Зверев вскочил, беспокойно зашагал по кабинету. Самое страшное виделось ему в том, что не было здесь никакого несчастного случая,— судьба самая обычная: рожденье в нищете, жизнь в нужде, безвременная смерть в убожестве.
– «Азям верблюзей шерсти, ветхий»,— прошептал Зверев, вспоминая золототканый халат Жухлицкого, и скрипнул зубами. Идиот прекраснодушный! Ведь хватило же ума рассуждать перед Серовым об интересах России, о служении народу. Пустые слова! А сколько их в свое время прозвучало в петербургских гостиных под восторженное аханье большеглазых институток. За расплывчатыми образами страдающего народа, неблагополучного государства не удосуживались разглядеть такого вот Николая Иванова, чахоточного рабочего перед фабрикой Торнтона, полуслепую дворничиху у подъезда собственного дома. Сочувствие простиралось на всех и на вся, а значит — ни на кого и ни на что. Наверно, жандармы, расстреливавшие рабочих на Лене в двенадцатом году, тоже радели о пользе отчизны… Серов, кажется, слушал его тогда с сожалеющей усмешкой… Стыд и позор!

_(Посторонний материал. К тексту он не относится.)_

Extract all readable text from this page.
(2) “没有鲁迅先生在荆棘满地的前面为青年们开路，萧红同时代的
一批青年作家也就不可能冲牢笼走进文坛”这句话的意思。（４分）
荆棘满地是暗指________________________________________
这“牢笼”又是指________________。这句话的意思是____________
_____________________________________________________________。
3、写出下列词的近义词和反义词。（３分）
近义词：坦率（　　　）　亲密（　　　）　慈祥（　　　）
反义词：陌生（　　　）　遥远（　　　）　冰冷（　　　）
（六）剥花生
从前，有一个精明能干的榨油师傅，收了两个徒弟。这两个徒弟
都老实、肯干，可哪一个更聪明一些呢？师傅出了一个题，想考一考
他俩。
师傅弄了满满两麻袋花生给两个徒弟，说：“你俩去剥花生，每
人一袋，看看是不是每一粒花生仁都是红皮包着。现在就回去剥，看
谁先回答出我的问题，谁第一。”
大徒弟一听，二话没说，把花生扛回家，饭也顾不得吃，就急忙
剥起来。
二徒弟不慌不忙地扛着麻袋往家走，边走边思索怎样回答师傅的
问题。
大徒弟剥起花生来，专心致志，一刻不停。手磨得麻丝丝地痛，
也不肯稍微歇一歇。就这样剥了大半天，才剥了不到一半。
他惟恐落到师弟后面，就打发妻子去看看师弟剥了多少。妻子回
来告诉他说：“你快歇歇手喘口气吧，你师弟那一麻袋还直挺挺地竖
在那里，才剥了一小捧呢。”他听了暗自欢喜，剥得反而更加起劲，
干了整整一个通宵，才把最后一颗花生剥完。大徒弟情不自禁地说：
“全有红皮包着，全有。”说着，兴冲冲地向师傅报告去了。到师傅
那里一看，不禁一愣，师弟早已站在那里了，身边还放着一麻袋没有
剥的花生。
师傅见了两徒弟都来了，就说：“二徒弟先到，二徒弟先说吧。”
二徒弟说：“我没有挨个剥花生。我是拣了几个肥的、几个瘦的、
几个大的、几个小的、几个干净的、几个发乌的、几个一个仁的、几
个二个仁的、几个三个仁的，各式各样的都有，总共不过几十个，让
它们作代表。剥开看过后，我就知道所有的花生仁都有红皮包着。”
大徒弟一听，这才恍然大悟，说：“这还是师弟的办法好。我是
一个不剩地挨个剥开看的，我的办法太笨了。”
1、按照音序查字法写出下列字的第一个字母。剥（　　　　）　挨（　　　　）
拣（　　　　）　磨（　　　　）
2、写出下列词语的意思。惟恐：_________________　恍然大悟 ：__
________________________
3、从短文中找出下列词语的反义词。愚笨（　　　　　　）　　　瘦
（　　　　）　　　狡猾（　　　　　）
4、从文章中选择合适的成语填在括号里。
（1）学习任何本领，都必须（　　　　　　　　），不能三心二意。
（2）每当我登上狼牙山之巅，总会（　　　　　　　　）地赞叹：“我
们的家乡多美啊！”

Зверев вернулся за стол и, чтобы успокоиться, снова взялся за шнуровые книги.
Жухлицкий (он уже успел переодеться), войдя в кабинет, к неудовлетворению своему сразу обнаружил что–то новое в сутуло склоненной фигуре окружного инженера. Положим, Аркадий Борисович, даром что немало лет прожил в тайге, мог еще спутать волчий след с собачьим, но вот что касается людей, то тут он не ошибался никогда. Он увидел за столом отнюдь не вялого, утомленного дорогой молодого человека, которого оставил здесь с полчаса назад, а совсем иную личность, в коей угадывалось что–то от взведенного курка. Инженер встретил его весьма решительным взглядом глубоко посаженных серых глаз. «Ай–яй–яй, что–то ты мне, братец, не нравишься,— подумал Жухлицкий.— Это какая же муха тебя укусила? Ну, ничего, тебя–то я уж как–нибудь обломаю».
– Что ж, шнуровые книги у вас содержатся в образцовом порядке,— сухо сказал Зверев.
Аркадий Борисович в ответ только руками развел: как же, мол, иначе, на том и стоим.
– У вас сейчас работаются три прииска,— продолжал окружной.— Надо бы их посетить.
– Н–ну… воля ваша,— согласился Аркадий Борисович, пожимая плечами.— Должен только предупредить: ничего достойного внимания вы там не увидите. Маленькие артели, кустарщина…
Окружной промолчал, с непонятным каким–то выражением разглядывая Аркадия Борисовича.
– Впрочем, воля ваша,— задумчиво повторил Жухлицкий и заторопился: — А сейчас, милостивый государь, прошу к столу. Побеседуем…
Зверев помедлил, окинул хозяина все тем же непонятным взглядом и поднялся.
– Ну что ж….— он одернул китель и решительно повернулся к Жухлицкому.— Извольте.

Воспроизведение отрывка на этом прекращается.